No! It simply isn’t true. A new study published in the British Medical Journal (BMJ) should put that old canard to rest. Eating fried foods may even provide benefits for heart disease and longevity.
Though it focuses only on two types of vegetable oil, I’ll explain why the old studies that purport to show harm from fried foods are just plain wrong, even when non-veggie oils are involved.
The Study
The study, titled “Consumption of fried foods and risk of coronary heart disease: Spanish cohort of the European Prospective Investigation into Cancer and Nutrition study” (BMJ 2012;344:e363), followed 40,757 Spanish people aged 29-69 from 1992 through 2004. All were free of heart disease at the start of the trial. The authors heart disease events and deaths from all causes. Two kinds of oil were in use, olive and sunflower. There was no distinction between the two in terms of heart disease or longevity.
The authors divided the group into equal sizes based on fried food consumption. Group 1 had the lowest and Group 4 the highest. Three different sets of statistical analyses were done:
- The first, Model 1, made adjustments based on total energy (calories) intake.
- Model 2 adjusted for “educational level, smoking, physical activity (at work, at home, and during leisure time), diabetes mellitus, hyperlipidaemia, cancer, oral contraceptive use, menopause, hormone replacement therapy, ethanol intake, and consumption of non-fried foods (vegetables, fruits, nuts, dairy products, meat, and fish)”.
- Model 3 added “body mass index, waist circumference, and hypertension” as adjustments.

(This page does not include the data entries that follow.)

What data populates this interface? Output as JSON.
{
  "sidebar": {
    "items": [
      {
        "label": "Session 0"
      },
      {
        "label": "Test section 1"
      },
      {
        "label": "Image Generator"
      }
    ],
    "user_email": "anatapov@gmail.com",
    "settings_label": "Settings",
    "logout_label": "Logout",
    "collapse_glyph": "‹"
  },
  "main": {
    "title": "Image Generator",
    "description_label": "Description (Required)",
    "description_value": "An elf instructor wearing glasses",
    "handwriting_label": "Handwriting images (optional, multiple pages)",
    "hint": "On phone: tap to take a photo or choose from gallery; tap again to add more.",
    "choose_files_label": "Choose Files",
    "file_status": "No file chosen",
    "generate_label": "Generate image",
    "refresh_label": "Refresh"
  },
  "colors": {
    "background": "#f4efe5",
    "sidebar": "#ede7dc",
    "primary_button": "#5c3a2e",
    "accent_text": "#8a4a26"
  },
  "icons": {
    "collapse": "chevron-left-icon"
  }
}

We’ll focus on Model 1, as there can easily be arguments about whether the adjustments in the other models are valid. The results are remarkable in being almost entirely the opposite of what our governments and health societies have been trying to promote for the last couple of decades. The table below gives some of the most salient results:
Group 1 | Group 2 | Group 3 | Group 4 | |
Coronary Heart Disease: | ||||
Total Number | 10,188 | 10,190 | 10,190 | 10,189 |
Number of Events | 154 | 163 | 150 | 139 |
Model 1 Hazard Ratio | 1.00 | 1.05 | 0.97 | 0.94 |
All Cause Mortality: | ||||
Number of Deaths | 328 | 276 | 273 | 258 |
Model 1 Hazard Ratio | 1.00 | 0.90 | 0.91 | 0.89 |
Diseases Diagnosed: | ||||
Diabetes Mellitus (%) | 7.5 | 5.1 | 3.9 | 3.2 |
Hyperlipidemia (%) | 24.8 | 20.5 | 18.5 | 16.7 |
Cancer (%) | 1.0 | 0.9 | 0.8 | 0.8 |
Association Between Death & Types of Fried Foods (Number of Deaths) | ||||
Fried Fish | 297 | 276 | 271 | 291 |
Fried Meat | 346 | 246 | 264 | 279 |
Fried Potatoes | 353 | 273 | 249 | 260 |
Fried Eggs | 350 | 265 | 245 | 275 |
The study is revealing in a number of ways. Notice that the death rate of those with the highest fried foods intake is about 11% lower than those with the lowest rate (0.89 vs 1.00). In terms of diseases diagnosed, regardless of death rates, the results are also interesting:
- Diabetes: 4.3% lower in the highest fried fat group compared to the lowest (3.2 : 7.5)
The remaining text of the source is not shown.